锦瑟说不必,是因为她觉得自己的伤没有严重到需要人背下山的地步。而欧阳琴说不用,是因为他觉得锦瑟的伤口遍布全身,若是被人背着走说不定会更加疼痛,还不如慢慢走下山,通过转移注意力的方法排解身上伤口愈合时产生的疼痛感。
但两个人同时开口,欧阳琴又握住了锦瑟的手,给陆小凤和楚留香的感觉便不一样了。虽然说江湖儿女不拘小节,但如今欧阳琴和锦瑟明显是两情相悦,而且已经互相明白对方的心意,世界里自然就容不得别人了。
“我和欧阳大哥慢慢走下山就好,陆大哥和楚大哥可以先去碧山脚下的安陆县逛一下,泡个澡舒缓一下神经,到时我们在客栈碰头就是了。”

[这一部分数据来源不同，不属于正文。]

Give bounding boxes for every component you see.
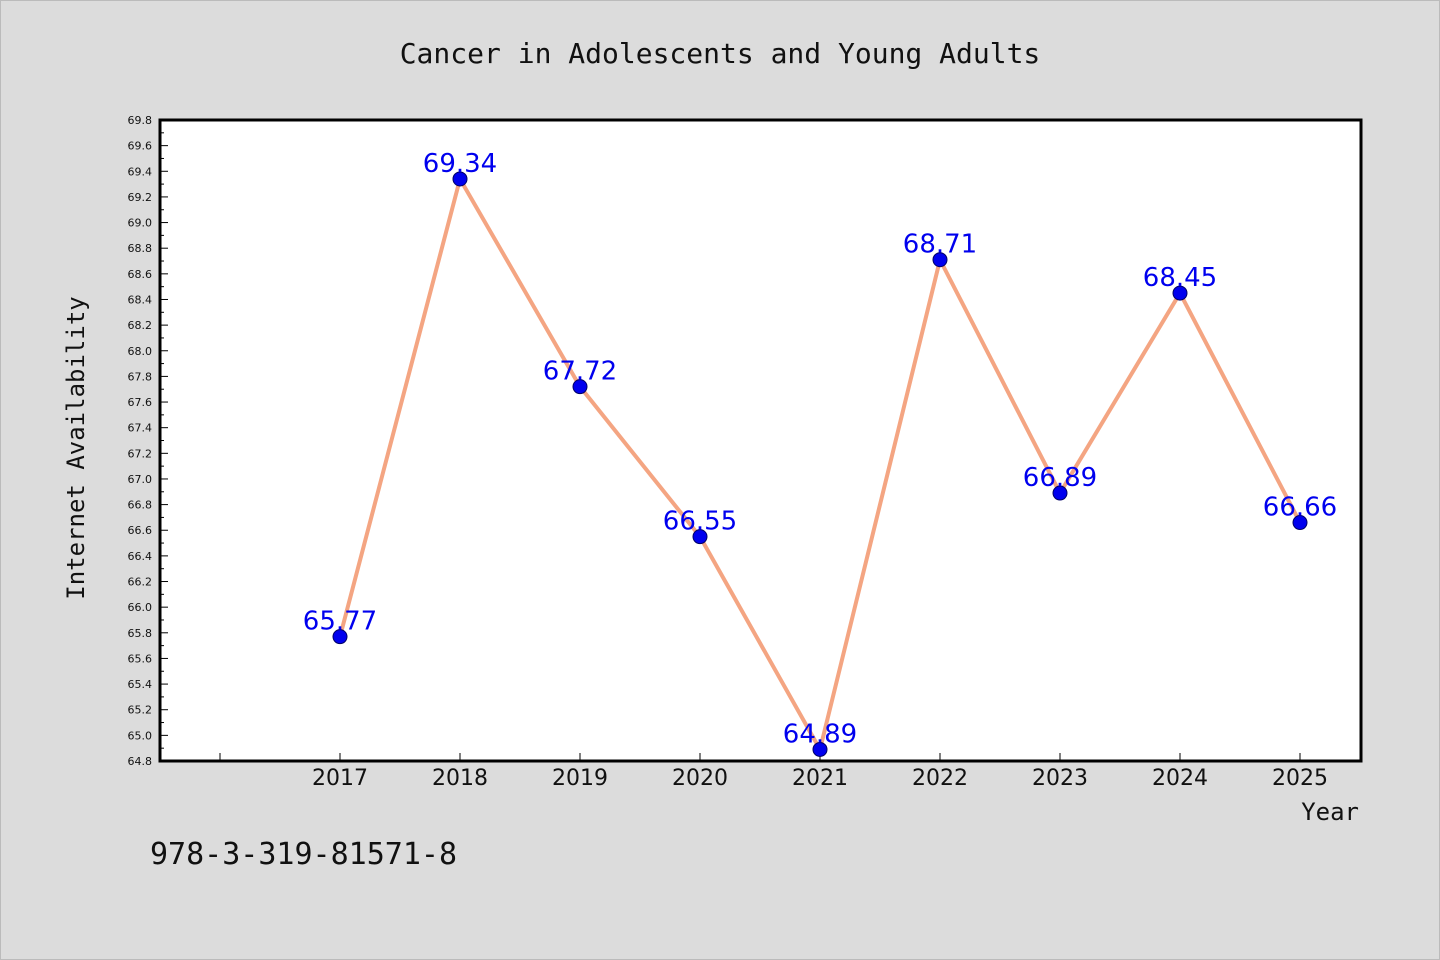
y-tick-label: 65.4 (128, 678, 153, 691)
y-tick-label: 67.4 (128, 422, 153, 435)
x-tick-label: 2018 (432, 766, 488, 791)
data-label: 65.77 (303, 607, 377, 637)
plot-area (158, 118, 1363, 763)
y-tick-label: 67.8 (128, 370, 153, 383)
data-point (452, 171, 468, 187)
y-tick-label: 68.0 (128, 345, 153, 358)
data-point (692, 529, 708, 545)
x-tick-label: 2020 (672, 766, 728, 791)
isbn-text: 978-3-319-81571-8 (150, 837, 457, 872)
chart-title: Cancer in Adolescents and Young Adults (400, 37, 1041, 70)
y-axis: 64.8 65.0 65.2 65.4 65.6 65.8 66.0 66.2 66.4 66.6… (128, 114, 168, 768)
y-tick-label: 67.2 (128, 447, 153, 460)
data-label: 68.45 (1143, 263, 1217, 293)
x-axis-label: Year (1301, 798, 1359, 826)
x-tick-label: 2021 (792, 766, 848, 791)
y-tick-label: 66.8 (128, 499, 153, 512)
data-label: 66.89 (1023, 463, 1097, 493)
data-label: 64.89 (783, 719, 857, 749)
data-markers (332, 171, 1308, 757)
y-tick-label: 69.2 (128, 191, 153, 204)
y-tick-label: 65.0 (128, 729, 153, 742)
y-tick-label: 66.4 (128, 550, 153, 563)
y-tick-label: 65.2 (128, 704, 153, 717)
data-point (932, 252, 948, 268)
y-tick-label: 68.8 (128, 242, 153, 255)
data-label: 69.34 (423, 149, 497, 179)
x-tick-label: 2017 (312, 766, 368, 791)
data-labels: 65.77 69.34 67.72 66.55 64.89 68.71 66.89 68.45… (303, 149, 1337, 749)
y-tick-label: 64.8 (128, 755, 153, 768)
y-tick-label: 69.8 (128, 114, 153, 127)
y-tick-label: 66.0 (128, 601, 153, 614)
y-tick-label: 67.0 (128, 473, 153, 486)
y-tick-label: 69.0 (128, 217, 153, 230)
data-label: 66.55 (663, 507, 737, 537)
x-tick-label: 2022 (912, 766, 968, 791)
data-point (812, 741, 828, 757)
data-point (572, 379, 588, 395)
data-label: 67.72 (543, 357, 617, 387)
y-tick-label: 67.6 (128, 396, 153, 409)
y-tick-label: 68.6 (128, 268, 153, 281)
data-point (332, 629, 348, 645)
data-point (1292, 515, 1308, 531)
y-tick-label: 69.4 (128, 165, 153, 178)
data-label: 66.66 (1263, 493, 1337, 523)
data-label: 68.71 (903, 230, 977, 260)
x-tick-label: 2019 (552, 766, 608, 791)
y-tick-label: 65.8 (128, 627, 153, 640)
x-tick-label: 2025 (1272, 766, 1328, 791)
y-tick-label: 68.4 (128, 293, 153, 306)
y-tick-label: 66.2 (128, 576, 153, 589)
y-tick-label: 69.6 (128, 140, 153, 153)
y-tick-label: 66.6 (128, 524, 153, 537)
data-point (1172, 285, 1188, 301)
x-tick-label: 2024 (1152, 766, 1208, 791)
x-axis: 2017 2018 2019 2020 2021 2022 2023 2024 2025 (219, 753, 1328, 791)
y-tick-label: 68.2 (128, 319, 153, 332)
data-point (1052, 485, 1068, 501)
y-tick-label: 65.6 (128, 652, 153, 665)
y-axis-label: Internet Availability (62, 296, 90, 599)
x-tick-label: 2023 (1032, 766, 1088, 791)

锦瑟受了伤走不快,欧阳琴轮椅在身也走不快,而陆小凤和楚留香则不同。锦瑟不想因为自己的伤势拖累两人,但在楚留香和陆小凤听来,又有些别的意思了。
“那我们就先走一步,你们自己小心。”
楚留香瞥了眼欧阳琴和锦瑟交握的双手,觉得他和陆小凤再待下去也是尴尬,还不如先一步前往安陆县看看情况。陆小凤自然是与楚留香一路,很快,碧山的小路上只剩下欧阳琴与锦瑟二人。
欧阳琴的手一直没有放开,虽然握得不紧,但对于锦瑟来说,这样的温度已经足够。她甚至有些庆幸自己受了伤,因为若非受了伤,她还不知道欧阳琴会这么担心她、在乎她。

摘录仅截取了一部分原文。